Info on Mozambique
Location: Southeastern Africa, between South Africa and Tanzania.
Total area: 799,380 sq km
Land boundaries with Malawi, South Africa, Swaziland, Tanzania, Zambia, Zimbabwe, in total of 4,571 km.
Highest point: Monte Binga, 2,436 m
Almost five centuries as a Portuguese colony came to a close with independence in 1975. Large-scale emigration, economic dependence on South Africa, a severe drought, and a prolonged civil war hindered the country´s development until de mid 1990´s. The Ruling Front for the Liberation of Mozambique (FRELIMO) party formally abandoned Marxism in 1989, and a new constitution the following year provided for multiparty elections and a free market economy. With UN and Comunitá Sant´Egidio mediations, representatives of Frelimo and Renamo began peace negotiations in 1990, in Rome. The main negotiators were Armando Emílio Guebuza from Frelimo and Raúl Manuel Domingos from Renamo. The peace agreement was signed on 4 October 1992, putting an end to the civil war. In December 2004, Mozambique underwent a delicate transition as Joaquim Chissano stepped down after 18 years in office. His elected successor, Armando Emílio Guebuza, promised to continue the sound economic policies that have encouraged foreign investment. Mozambique has seen strong economic growth since the end of the civil war largely due to post-conflict reconstruction. Despite high economic growth rates in recent years, Mozambique remains among the world´s poorest countries. Facilities for tourism in Maputo, the capital city, are steadily improving but remain limited in other areas as many of the goods and services taken for granted in other countries are not yet available.

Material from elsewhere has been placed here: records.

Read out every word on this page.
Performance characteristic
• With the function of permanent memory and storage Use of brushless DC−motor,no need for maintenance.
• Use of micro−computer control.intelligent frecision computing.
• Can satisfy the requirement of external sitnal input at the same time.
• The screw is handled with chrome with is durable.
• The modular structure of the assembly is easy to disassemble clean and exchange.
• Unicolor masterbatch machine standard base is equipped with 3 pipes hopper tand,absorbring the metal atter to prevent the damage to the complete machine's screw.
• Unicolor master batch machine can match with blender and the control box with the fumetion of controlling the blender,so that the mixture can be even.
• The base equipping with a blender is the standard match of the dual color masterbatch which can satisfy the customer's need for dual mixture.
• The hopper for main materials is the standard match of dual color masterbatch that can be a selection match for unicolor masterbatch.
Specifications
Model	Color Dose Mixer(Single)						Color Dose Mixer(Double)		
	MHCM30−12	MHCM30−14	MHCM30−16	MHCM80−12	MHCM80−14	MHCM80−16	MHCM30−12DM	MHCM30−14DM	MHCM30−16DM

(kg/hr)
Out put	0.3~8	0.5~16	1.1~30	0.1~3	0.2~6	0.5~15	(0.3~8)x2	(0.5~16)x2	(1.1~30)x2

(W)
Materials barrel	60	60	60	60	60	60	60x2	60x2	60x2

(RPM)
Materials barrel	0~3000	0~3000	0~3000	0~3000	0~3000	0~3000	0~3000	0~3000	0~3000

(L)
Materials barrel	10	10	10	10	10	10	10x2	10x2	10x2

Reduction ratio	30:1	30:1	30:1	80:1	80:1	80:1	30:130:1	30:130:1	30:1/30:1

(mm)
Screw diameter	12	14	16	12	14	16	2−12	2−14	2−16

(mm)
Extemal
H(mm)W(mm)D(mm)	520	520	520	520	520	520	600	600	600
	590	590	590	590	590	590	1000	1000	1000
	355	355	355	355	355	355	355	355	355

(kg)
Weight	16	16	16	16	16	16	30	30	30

The official language is Portuguese, other national languages are changana, macua and chuabo.
In 1975, at its independence, Mozambique was among the world´s poorest countries, a situation that was aggravated during the civil war, between 1977 and 1992, and with the practice of the socialist economic model. In 1978 the government initiated macro-economic reforms designed to stabilize the economy. A Structural Adjustment programme was implemented and the IMF imposed limits to the foreign donations to areas such as health, education and reconstruction. This led to situations of poverty, even teachers and nurses fell under the poverty line and were forced to find other sources of income. This was the time when “petty-corruption” was institutionalized, a strong setback to the puritan approach of the independence time, of Samora Machel.
As this was also the time of “savage capitalism”, the state was forced out of the economy. Most companies/businesses were privatized; many of the small companies were taken by Frelimo members; the big ones were bought by multi-national companies.